Вот идиот. Этой Эврике всего девятнадцать. Вся жизнь впереди. Я поперхнулась собственными мыслями, осознав, что никакой жизни у Эврики больше нет. Я ее фактически убила. Когда моя миссия будет завершена, я вернусь на «Арго», а здесь останется лишь мертвая оболочка. Если бы не я, она прожила бы двенадцать часов, а потом зарезала бы своего мужа и покончила с собой. Я забрала ее время, когда она могла бы плыть в лодке, запряженной тройкой водяных лошадей, любоваться видом из окошка и гладить муфлю, которая, похоже, почувствовала, что хозяйке угрожают, и пыталась ее защитить. Грудь сдавило от вины, и я хрипло втянула воздух, пытаясь вернуть себе возможность дышать.
– Бедное дитя, – зловеще продолжил мэйн Кастор, приняв мои хрипы за рыдания. – Твой удел – скорбь и страдания. Но ты можешь их прекратить.
В мою правую ладонь легла теплая рукоять, и пальцы сами обхватили ее. Я покосилась на изящный ножик, лезвие которого было спрятано в кожаный чехол, украшенный завитушками.
– Когда поймешь, что грязь не смыть молитвами, отпусти свою душу. И пусть она вознесется к богине, – предложил добрый священник. – А перед этим – отомсти за поруганную честь.
Вспомнив советы рыжего – в разговоры не пускаться, сразу плакать, – я прикрыла глаза свободной рукой и принялась тихонько всхлипывать.
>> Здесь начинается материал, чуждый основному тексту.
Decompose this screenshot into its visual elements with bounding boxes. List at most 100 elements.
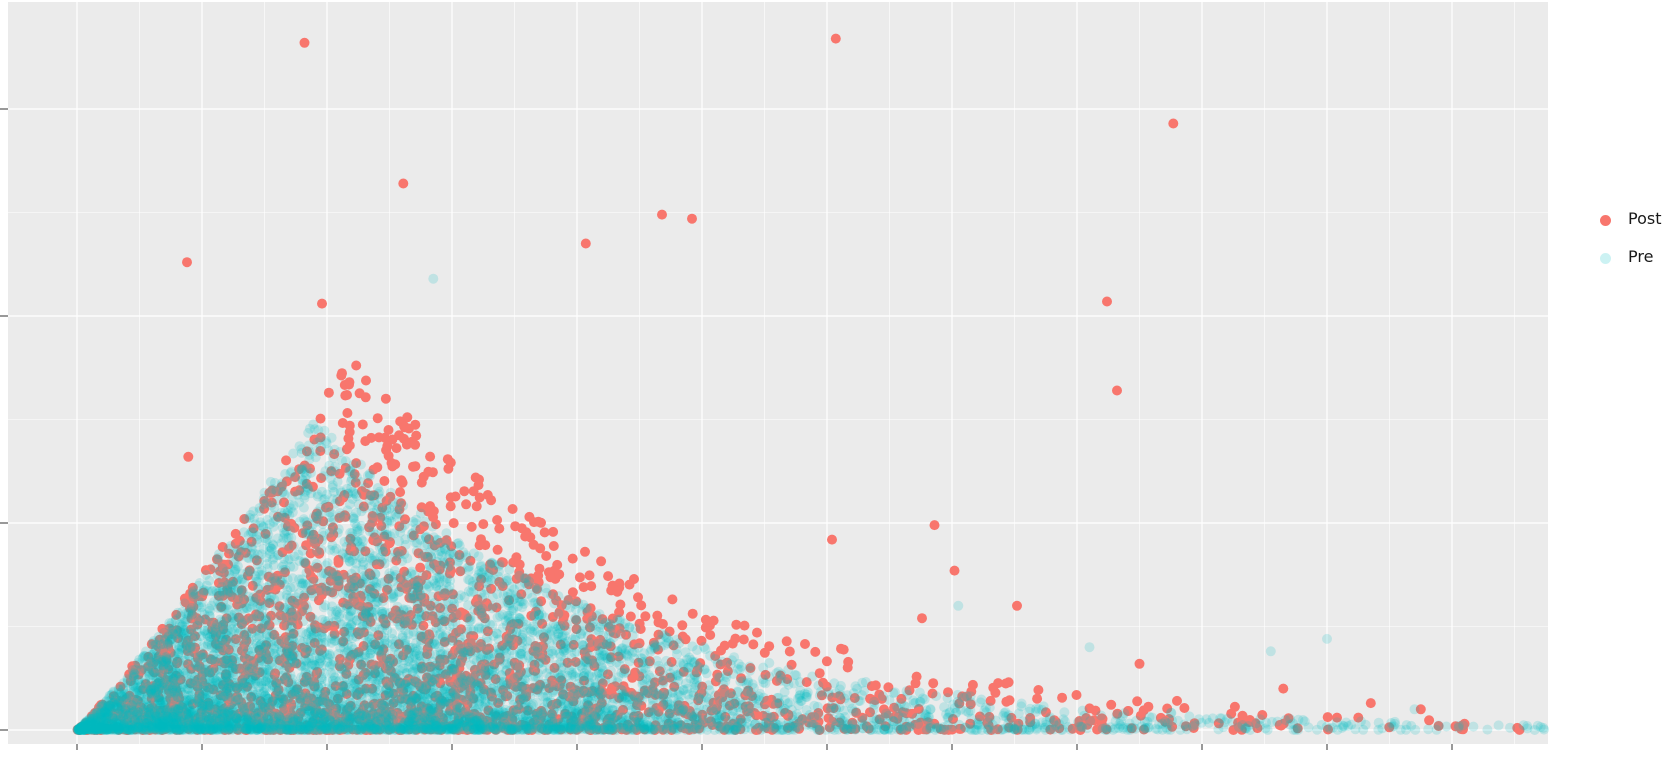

Мэйн Кастор вздохнул, и вскоре дверка каюты стукнула, закрывшись. Глянув через растопыренные пальцы и убедившись, что священник ушел, я покрутила кинжал, рассматривая завитушки на рукоятке, странно напоминающие математические символы. Спрятав оружие в обнаруженный на юбке карман, размяла пальцы рук. По-видимому, я сразу наткнулась на один из факторов, приведших Эврику к самоубийству, – негативное влияние священника, который отчего-то настроен против ее брака и будущего мужа, в которого, впрочем, уже вселился Влад. Мне осталось лишь встретиться с ним и не путаться под ногами. Тридцать дней, а потом я вернусь на «Арго».
Вина, сдавившая грудь, отступила, и я снова вдохнула ароматы чужой планеты. Пахло водорослями, цветами и чем-то аппетитным, отчего мой рот наполнился слюной: круклями – подсказала мне чужая память. Принюхавшись, я нашла возле корзинки кулек, набитый липкими пахучими кругляшами. Покрутив один из них в пальцах, я попыталась найти информацию в памяти Эврики, которая все больше отдалялась от меня. Я будто листала книгу, страницы которой склеивались или вовсе рассыпались в моих руках. Съедобно – все, что я поняла, но и этого было довольно.